For the past week I’ve been worried because I didn’t feel any of the nervousness I usually feel before a marathon. I have actually been nervous about not being nervous. But last night it finally happened. After everyone was asleep I got up to turn off the few lights that were still on, checked the boys, checked that the door was locked and went back to bed. As I got comfortable and started to relax, it hit me: I am running a marathon in two days. Finally I was getting nervous, not as nervous as I was before my previous marathons, but since no traveling is involved this time and it’s my fifth marathon, it makes sense.
I’m confident in my ability to run a marathon. I’ve done it 4 times in the last two years and I’ve been training hard for the last few months since the Tiberias marathon. I’m the thinnest I’ve been in years (Jessica keeps telling me) and I’m in the best shape I’ve ever been in. Joining a running group with a coach who pushes me to do better has made a difference in my training, and I know it should make a difference on race day. It has also helped build up my confidence.
When I decided to run the Tel Aviv marathon all I hoped for was to run another sub 4 marathon, but after training hard and running long distances at much faster paces than I ever thought I could, I have decided to aim a little higher. I’ve decided to try and break 3:55:00. My coach feels I can do even better than that, but I’m scared to be too ambitious. I would rather be safe than sorry.

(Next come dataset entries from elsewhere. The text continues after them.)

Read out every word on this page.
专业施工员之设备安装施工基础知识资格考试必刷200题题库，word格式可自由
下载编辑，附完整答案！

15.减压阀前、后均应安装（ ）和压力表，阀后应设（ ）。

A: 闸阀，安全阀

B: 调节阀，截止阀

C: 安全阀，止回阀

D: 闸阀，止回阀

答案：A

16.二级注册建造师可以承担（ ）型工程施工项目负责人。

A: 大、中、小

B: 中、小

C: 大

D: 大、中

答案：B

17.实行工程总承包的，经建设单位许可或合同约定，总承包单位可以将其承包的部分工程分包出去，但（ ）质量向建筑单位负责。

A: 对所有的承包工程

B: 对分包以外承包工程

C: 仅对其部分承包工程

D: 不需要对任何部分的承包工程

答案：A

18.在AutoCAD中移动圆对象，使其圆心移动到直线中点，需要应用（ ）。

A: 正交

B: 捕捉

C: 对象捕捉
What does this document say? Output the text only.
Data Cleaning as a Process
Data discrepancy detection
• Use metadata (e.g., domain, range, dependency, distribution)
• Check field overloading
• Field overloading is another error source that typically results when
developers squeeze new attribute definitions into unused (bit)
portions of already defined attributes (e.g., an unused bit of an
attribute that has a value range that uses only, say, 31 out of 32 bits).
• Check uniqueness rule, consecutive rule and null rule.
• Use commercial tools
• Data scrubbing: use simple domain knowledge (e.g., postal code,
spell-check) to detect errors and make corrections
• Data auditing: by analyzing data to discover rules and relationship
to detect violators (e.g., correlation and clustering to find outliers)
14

The one wild card is still diabetes. Last time around, in January in Tiberius, I got it right. But as any person with diabetes knows, that does not guarantee success next time. I am still torn between the need to control my blood sugar and the need to load my body up with carbohydrates. All I can do, however, at this point is to try to relax and implement what I have learned over the last few years.
Note: Some may think that training and running marathons is difficult but actually it is much harder being married to a marathoner. Thank you Jess.